Anehnya Gubernur Anies dan Sandiaga sama-sama sepakat untuk tidak menayangkan rapat pimpinan di YouTube. Sepertinya mereka sudah tak malu-malu lagi mengakui bahwa memang ada apa-apanya di dalam rapat pimpinan DKI.
Kalau boleh saya sekedar mengingatkan Gubernur Anies pernah mengatakan bahwa pemerintahanya akan menerapkan open goverment bukan open governance. Berbusa-busa memberi kuliah warga jakarta Open goverment yang dia maksud ada tiga komponen yaitu transparansi, partisipasi, dan kolaborasi. Saat itu dia menjelaskan kebijakan bukan saja dijelaskan dan disosialisasikan, tapi warga juga bisa partisipasi. Materinya sih keren dan filosofis..cuma kalau tidak diterapkan ya berarti hanya bualan tanpa makna.
Anies juga pernah menyebutkan pentingnya partisipasi. Gubernur Anies membayangkan nantinya warga dapat terlibat dalam mengkaji dan mengevaluasi kebijakan Pemprov DKI.
Kenyataanya sekarang bagaimana mau mengkaji, mengevaluasi apalagi berkolaborasi kalau lihat rapim saja sudah tidak bisa? Ini mah bukan partisipasi namanya, ini antisipasi…
Oleh karena itu penting pesan ini untuk kita sampaikan kepada Gubernur Anies. Jika sebulan lalu Sandiaga berjanji untuk tetap mengupload setiap rapim Pemprov DKI, namun entah mengapa sekarang sepakat untuk menutup rapat rapat.

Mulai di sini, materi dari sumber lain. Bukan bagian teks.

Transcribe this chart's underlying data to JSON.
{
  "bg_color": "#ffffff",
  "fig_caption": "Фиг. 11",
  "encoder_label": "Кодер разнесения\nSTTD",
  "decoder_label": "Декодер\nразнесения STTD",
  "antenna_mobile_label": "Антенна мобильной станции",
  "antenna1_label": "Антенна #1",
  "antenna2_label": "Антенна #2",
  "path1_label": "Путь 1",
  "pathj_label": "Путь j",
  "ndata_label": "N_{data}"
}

Sandi sebelumnya ingin semua rapat di Pemprov DKI Jakarta tetap diunggah ke YouTube. Dia mengatakan hal-hal positif yang ada pada pemerintahan sebelumnya harus tetap dilanjutkan.“Lanjutin dong yang bagus-bagus, tapi saya bilang jangan diedit, jangan pencitraan,” ujar Sandi, Jumat (20 Oktober 2017). kompas.com
Tetapi entah mengapa sekarang sudah berubah lagi. Menambah daftar panjang kemunduran-kemunduran Jakarta dibawah pemerintahan Gubernur Anies yang denger-denger akan dicalonkan menjadi presiden.
Akhir tahun, mustinya yang kita tutup adalah kegagalan-kegagalan dan kenangan pahit sepanjang tahun ini untuk kemudian kita bersiap-siap membuka lembaran baru di tahun yang baru. Mulai memikirkan resolusi-resolusi apa yang akan kita buat tahun depan. Yang kita tutup mestinya adalah kalender di rumah kita yang sudah akan segera berakhir, bukan malah rapat yang ditutup rapat-rapat.
Selamat tahun baru 2018! Sayonara, Open Goverment!